Epping Forest is 15 miles long and covers 6,000 acres. The Walking Festival, now in its second year, was conceived as a way of using a range of free events to celebrate the range of possibilities that the Forest offers walkers. It also showcases the kinds of activities regularly organised by Forest partners such as the Friends.
Starting at 11:00 am outside the Quaker Meeting House on Bush Road, yesterday’s walk took about an hour and a half, and first explored the woodland which has grown up around the avenues that radiated out in a “quincunx” pattern to the west, north and south of the now-vanished Wanstead House.

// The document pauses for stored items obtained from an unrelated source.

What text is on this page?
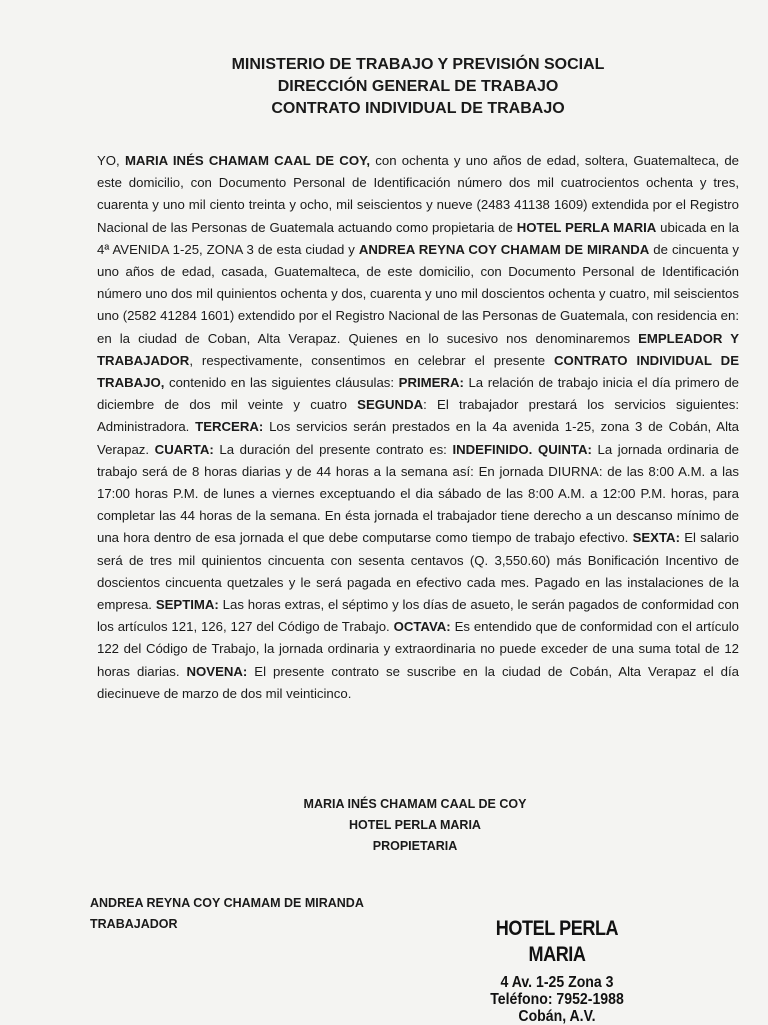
MINISTERIO DE TRABAJO Y PREVISIÓN SOCIAL
DIRECCIÓN GENERAL DE TRABAJO
CONTRATO INDIVIDUAL DE TRABAJO
YO, MARIA INÉS CHAMAM CAAL DE COY, con ochenta y uno años de edad, soltera, Guatemalteca, de este domicilio, con Documento Personal de Identificación número dos mil cuatrocientos ochenta y tres, cuarenta y uno mil ciento treinta y ocho, mil seiscientos y nueve (2483 41138 1609) extendida por el Registro Nacional de las Personas de Guatemala actuando como propietaria de HOTEL PERLA MARIA ubicada en la 4ª AVENIDA 1-25, ZONA 3 de esta ciudad y ANDREA REYNA COY CHAMAM DE MIRANDA de cincuenta y uno años de edad, casada, Guatemalteca, de este domicilio, con Documento Personal de Identificación número uno dos mil quinientos ochenta y dos, cuarenta y uno mil doscientos ochenta y cuatro, mil seiscientos uno (2582 41284 1601) extendido por el Registro Nacional de las Personas de Guatemala, con residencia en: en la ciudad de Coban, Alta Verapaz. Quienes en lo sucesivo nos denominaremos EMPLEADOR Y TRABAJADOR, respectivamente, consentimos en celebrar el presente CONTRATO INDIVIDUAL DE TRABAJO, contenido en las siguientes cláusulas: PRIMERA: La relación de trabajo inicia el día primero de diciembre de dos mil veinte y cuatro SEGUNDA: El trabajador prestará los servicios siguientes: Administradora. TERCERA: Los servicios serán prestados en la 4a avenida 1-25, zona 3 de Cobán, Alta Verapaz. CUARTA: La duración del presente contrato es: INDEFINIDO. QUINTA: La jornada ordinaria de trabajo será de 8 horas diarias y de 44 horas a la semana así: En jornada DIURNA: de las 8:00 A.M. a las 17:00 horas P.M. de lunes a viernes exceptuando el dia sábado de las 8:00 A.M. a 12:00 P.M. horas, para completar las 44 horas de la semana. En ésta jornada el trabajador tiene derecho a un descanso mínimo de una hora dentro de esa jornada el que debe computarse como tiempo de trabajo efectivo. SEXTA: El salario será de tres mil quinientos cincuenta con sesenta centavos (Q. 3,550.60) más Bonificación Incentivo de doscientos cincuenta quetzales y le será pagada en efectivo cada mes. Pagado en las instalaciones de la empresa. SEPTIMA: Las horas extras, el séptimo y los días de asueto, le serán pagados de conformidad con los artículos 121, 126, 127 del Código de Trabajo. OCTAVA: Es entendido que de conformidad con el artículo 122 del Código de Trabajo, la jornada ordinaria y extraordinaria no puede exceder de una suma total de 12 horas diarias. NOVENA: El presente contrato se suscribe en la ciudad de Cobán, Alta Verapaz el día diecinueve de marzo de dos mil veinticinco.
MARIA INÉS CHAMAM CAAL DE COY
HOTEL PERLA MARIA
PROPIETARIA
ANDREA REYNA COY CHAMAM DE MIRANDA
TRABAJADOR	HOTEL PERLA MARIA
4 Av. 1-25 Zona 3
Teléfono: 7952-1988
Cobán, A.V.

Some venerable survivors of the Child family’s planting were pointed out, as well as the gate pillars of Wanstead Park at the end of Overton Drive. The group also looked out for interesting fungi, though the lack of recent heavy rain and the activities of collectors meant there were not many to be seen.

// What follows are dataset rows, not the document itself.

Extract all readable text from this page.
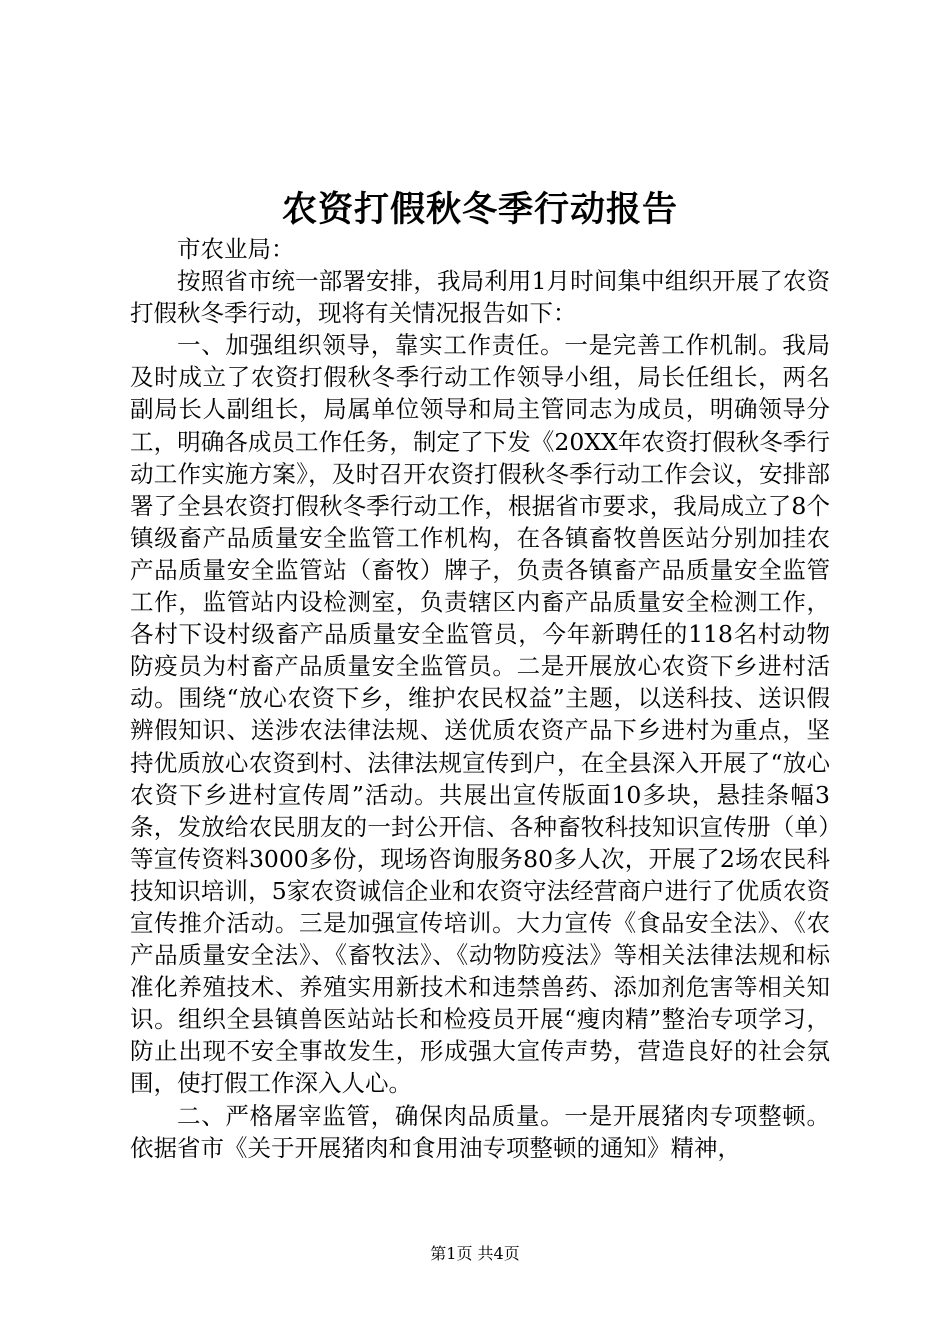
农资打假秋冬季行动报告

市农业局：

按照省市统一部署安排，我局利用1月时间集中组织开展了农资打假秋冬季行动，现将有关情况报告如下：

一、加强组织领导，靠实工作责任。一是完善工作机制。我局及时成立了农资打假秋冬季行动工作领导小组，局长任组长，两名副局长人副组长，局属单位领导和局主管同志为成员，明确领导分工，明确各成员工作任务，制定了下发《20XX年农资打假秋冬季行动工作实施方案》，及时召开农资打假秋冬季行动工作会议，安排部署了全县农资打假秋冬季行动工作，根据省市要求，我局成立了8个镇级畜产品质量安全监管工作机构，在各镇畜牧兽医站分别加挂农产品质量安全监管站（畜牧）牌子，负责各镇畜产品质量安全监管工作，监管站内设检测室，负责辖区内畜产品质量安全检测工作，各村下设村级畜产品质量安全监管员，今年新聘任的118名村动物防疫员为村畜产品质量安全监管员。二是开展放心农资下乡进村活动。围绕“放心农资下乡，维护农民权益”主题，以送科技、送识假辨假知识、送涉农法律法规、送优质农资产品下乡进村为重点，坚持优质放心农资到村、法律法规宣传到户，在全县深入开展了“放心农资下乡进村宣传周”活动。共展出宣传版面10多块，悬挂条幅3条，发放给农民朋友的一封公开信、各种畜牧科技知识宣传册（单）等宣传资料3000多份，现场咨询服务80多人次，开展了2场农民科技知识培训，5家农资诚信企业和农资守法经营商户进行了优质农资宣传推介活动。三是加强宣传培训。大力宣传《食品安全法》、《农产品质量安全法》、《畜牧法》、《动物防疫法》等相关法律法规和标准化养殖技术、养殖实用新技术和违禁兽药、添加剂危害等相关知识。组织全县镇兽医站站长和检疫员开展“瘦肉精”整治专项学习，防止出现不安全事故发生，形成强大宣传声势，营造良好的社会氛围，使打假工作深入人心。

二、严格屠宰监管，确保肉品质量。一是开展猪肉专项整顿。依据省市《关于开展猪肉和食用油专项整顿的通知》精神，

第1页 共4页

The group followed Evelyn Avenue for some distance, the now rather scruffy successor to one of the great formal vistas laid out by Sir Josiah Child and his son Richard, later Earl Tylney of Castlemaine. As the walk approaches the block of former police flats now called Belgrave Heights, other vestiges of seventeenth and eighteenth-century landscaping connected to the vanished Great Lake were pointed out, as well as traces of the Roman road to Great Dunmow.
The walk did not neglect later improvements, drawing attention to Superintendent McKenzie’s nineteenth century planting of plane trees, and the early twentieth-century unemployment relief schemes which gave Wanstead Flats one of the largest concentrations of sports pitches in the London area.
The official walk ended at a bus stop on Blake Hall Road, but the increasingly sunny weather inspired more energetic spirits to continue through Wanstead Park and on to Valentines, where there is currently a small but excellent wildlife photography exhibition by young local photographer Gideon Knight at the Mansion, and an exploratory dig by the West Essex Archaeological Group.